In terms of symptoms, glucosamine significantly reduced pain (ES 0.41, 95% CI: 0.21, 0.60, P<0.0001) and significantly improved function (ES 0.46, 95% CI: 0.27, 0.66, P<0.0001) in comparison with placebo. No statistically significant heterogeneity was found for either meta-analysis (P>0.1).

Adverse effects were more common with glucosamine than placebo, but the difference was not statistically significant; the proportions of patients reporting any adverse effect were 94% with glucosamine versus 93% with placebo and 66% with glucosamine versus 64% with placebo. The most common adverse effects with glucosamine were abdominal pain, dyspepsia, diarrhoea, increased blood-pressure, fatigue and rash. The review did not report rates of these adverse effects.

Data on the long-term effects of glucosamine were sparse. The evidence suggested that glucosamine may be safe and effective in delaying the structural progression of knee OA and in improving symptoms. Further research is required.

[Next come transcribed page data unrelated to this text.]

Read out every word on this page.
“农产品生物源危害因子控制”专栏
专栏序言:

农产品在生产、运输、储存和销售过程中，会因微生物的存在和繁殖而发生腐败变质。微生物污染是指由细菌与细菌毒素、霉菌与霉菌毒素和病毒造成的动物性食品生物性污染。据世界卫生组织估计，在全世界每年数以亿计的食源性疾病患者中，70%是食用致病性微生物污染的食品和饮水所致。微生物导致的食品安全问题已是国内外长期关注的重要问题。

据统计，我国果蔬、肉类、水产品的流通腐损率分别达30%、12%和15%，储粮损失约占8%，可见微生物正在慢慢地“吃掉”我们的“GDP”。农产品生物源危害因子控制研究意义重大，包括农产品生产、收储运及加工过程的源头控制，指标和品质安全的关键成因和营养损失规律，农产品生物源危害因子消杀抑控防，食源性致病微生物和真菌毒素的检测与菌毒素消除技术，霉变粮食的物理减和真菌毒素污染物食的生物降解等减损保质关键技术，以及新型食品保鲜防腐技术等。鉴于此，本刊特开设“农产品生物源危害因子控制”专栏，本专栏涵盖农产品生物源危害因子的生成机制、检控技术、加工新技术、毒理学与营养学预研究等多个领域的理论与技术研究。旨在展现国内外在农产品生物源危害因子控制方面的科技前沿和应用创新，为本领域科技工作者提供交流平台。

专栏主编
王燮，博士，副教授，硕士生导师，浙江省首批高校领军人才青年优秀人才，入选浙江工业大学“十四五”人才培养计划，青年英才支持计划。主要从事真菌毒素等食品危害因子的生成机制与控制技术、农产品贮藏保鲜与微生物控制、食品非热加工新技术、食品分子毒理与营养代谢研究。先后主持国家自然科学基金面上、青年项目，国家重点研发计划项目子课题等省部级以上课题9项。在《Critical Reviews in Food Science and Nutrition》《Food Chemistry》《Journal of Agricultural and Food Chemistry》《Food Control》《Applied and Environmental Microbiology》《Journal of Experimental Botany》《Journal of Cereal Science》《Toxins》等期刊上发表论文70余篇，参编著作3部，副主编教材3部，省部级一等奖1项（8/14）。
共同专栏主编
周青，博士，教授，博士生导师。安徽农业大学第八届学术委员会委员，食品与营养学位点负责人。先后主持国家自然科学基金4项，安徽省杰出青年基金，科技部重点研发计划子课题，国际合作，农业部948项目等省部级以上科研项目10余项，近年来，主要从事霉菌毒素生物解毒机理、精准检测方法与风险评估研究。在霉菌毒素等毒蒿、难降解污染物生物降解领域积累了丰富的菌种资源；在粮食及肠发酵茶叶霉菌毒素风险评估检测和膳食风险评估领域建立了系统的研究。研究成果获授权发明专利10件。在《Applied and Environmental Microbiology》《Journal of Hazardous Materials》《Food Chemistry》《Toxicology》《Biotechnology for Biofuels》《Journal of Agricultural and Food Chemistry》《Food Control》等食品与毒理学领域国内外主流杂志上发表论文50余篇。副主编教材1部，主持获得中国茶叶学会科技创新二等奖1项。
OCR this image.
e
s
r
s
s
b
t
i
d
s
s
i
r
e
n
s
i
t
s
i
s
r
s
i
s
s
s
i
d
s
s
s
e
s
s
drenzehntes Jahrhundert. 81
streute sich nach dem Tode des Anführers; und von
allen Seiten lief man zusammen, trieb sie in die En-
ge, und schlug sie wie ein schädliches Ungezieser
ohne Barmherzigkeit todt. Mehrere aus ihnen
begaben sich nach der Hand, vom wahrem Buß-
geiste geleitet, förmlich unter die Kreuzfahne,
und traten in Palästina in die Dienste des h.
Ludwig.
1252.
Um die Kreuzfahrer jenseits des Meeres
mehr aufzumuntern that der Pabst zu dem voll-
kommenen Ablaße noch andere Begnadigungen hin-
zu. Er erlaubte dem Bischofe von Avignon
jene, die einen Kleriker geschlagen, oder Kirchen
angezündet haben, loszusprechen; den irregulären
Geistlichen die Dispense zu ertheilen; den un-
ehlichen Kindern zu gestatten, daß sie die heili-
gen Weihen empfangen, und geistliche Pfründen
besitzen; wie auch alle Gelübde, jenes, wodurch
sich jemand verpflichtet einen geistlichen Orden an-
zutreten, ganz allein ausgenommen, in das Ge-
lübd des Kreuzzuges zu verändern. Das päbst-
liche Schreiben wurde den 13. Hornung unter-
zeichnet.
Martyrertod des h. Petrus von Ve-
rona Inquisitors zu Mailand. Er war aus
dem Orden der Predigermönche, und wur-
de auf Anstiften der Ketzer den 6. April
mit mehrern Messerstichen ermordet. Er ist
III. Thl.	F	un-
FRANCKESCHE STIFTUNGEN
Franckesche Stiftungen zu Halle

The review addressed a clear question defined in terms of the participants, intervention, outcomes and study design. Several relevant sources were searched, but no attempt was made to locate any unpublished studies and publication bias was not assessed. It was not stated whether any language restrictions were applied, so the potential for language bias could not be assessed. Methods were used to minimise errors and bias in the extraction of data but, since the methods used to select studies were not described, it is not known whether any efforts were made to reduce errors and bias in the selection process. Validity was assessed using established criteria.

Some information on the included studies was presented, but reasons for the high drop-out rates were not reported. In addition, it was not stated whether the data were analysed on an intention-to-treat basis, so the influence of drop-outs on the results is therefore uncertain. In view of these uncertainties and the limited information, the authors' cautious conclusion seems appropriate.

Practice: The authors did not state any implications for practice.

Research: The authors stated that further high-quality placebo-controlled, long-term studies examining different forms of glucosamine are required.

This record is a structured abstract written by CRD reviewers. The original has met a set of quality criteria. Since September 1996 abstracts have been sent to authors for comment. Additional factual information is incorporated into the record. Noted as [A:....].